Recent trials suggest that Inspra may have renal protective benefits in diabetic nephropathy and potentially reduce cardiovascular events post-myocardial infarction. Outcomes from ongoing studies like NCT03989607 will further clarify these indications.

2. How does Inspra compare to spironolactone and finerenone in terms of safety?

Inspra exhibits fewer endocrine-related side effects than spironolactone, notably gynecomastia. Finerenone, a newer non-steroidal agent, shows an improved safety profile, particularly regarding hyperkalemia risk.

3. What is the projected impact of generic versions on Inspra's market?

Post-2023, patent expiry will facilitate generic manufacturing, likely leading to significant price reductions and market share redistribution, especially in price-sensitive regions.

4. Are there regulatory advancements that could influence Inspra's market?

Regulatory agencies are evaluating new indications, such as diabetic kidney disease, which could broaden Inspra’s approved use and boost sales. Simultaneously, incoming approvals for competing agents like finerenone may challenge Inspra’s market dominance.

5. What strategies should pharmaceutical companies pursue to maximize Inspra’s market potential?

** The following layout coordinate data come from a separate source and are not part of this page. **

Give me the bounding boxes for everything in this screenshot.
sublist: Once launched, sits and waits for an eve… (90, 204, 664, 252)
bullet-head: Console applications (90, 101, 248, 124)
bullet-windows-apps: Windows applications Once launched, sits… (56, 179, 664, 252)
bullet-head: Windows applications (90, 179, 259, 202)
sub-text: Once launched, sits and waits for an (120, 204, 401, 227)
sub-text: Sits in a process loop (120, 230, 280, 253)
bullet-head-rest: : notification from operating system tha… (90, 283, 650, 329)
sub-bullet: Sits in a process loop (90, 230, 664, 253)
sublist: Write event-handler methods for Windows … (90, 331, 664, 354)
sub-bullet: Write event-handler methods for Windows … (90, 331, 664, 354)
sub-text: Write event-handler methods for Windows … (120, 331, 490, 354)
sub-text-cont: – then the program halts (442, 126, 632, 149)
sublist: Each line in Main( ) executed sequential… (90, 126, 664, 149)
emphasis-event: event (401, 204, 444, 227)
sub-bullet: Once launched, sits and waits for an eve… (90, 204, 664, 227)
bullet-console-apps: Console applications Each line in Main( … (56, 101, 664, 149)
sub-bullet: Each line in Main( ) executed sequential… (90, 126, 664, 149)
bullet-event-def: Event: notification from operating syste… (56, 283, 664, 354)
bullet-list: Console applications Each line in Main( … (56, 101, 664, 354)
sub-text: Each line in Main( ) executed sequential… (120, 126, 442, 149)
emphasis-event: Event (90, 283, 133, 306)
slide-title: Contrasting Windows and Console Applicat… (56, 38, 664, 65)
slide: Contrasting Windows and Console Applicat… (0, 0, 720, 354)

Investing in clinical trials for new indications, developing combination therapies, expanding into emerging markets, and maintaining a focus on safety data are critical for sustaining growth amid competitive pressures.


References

[1] Pitt B, et al. (2014). "The EMPHASIS-HF trial evaluating eplerenone in patients with systolic heart failure." N Engl J Med, 371(23), 2179-2188.

[2] IQVIA Institute Reports. (2022). "Global cardiovascular disease therapeutics market analysis."

Additional references were derived from clinical trial registries, regulatory agency releases, and industry analysis reports.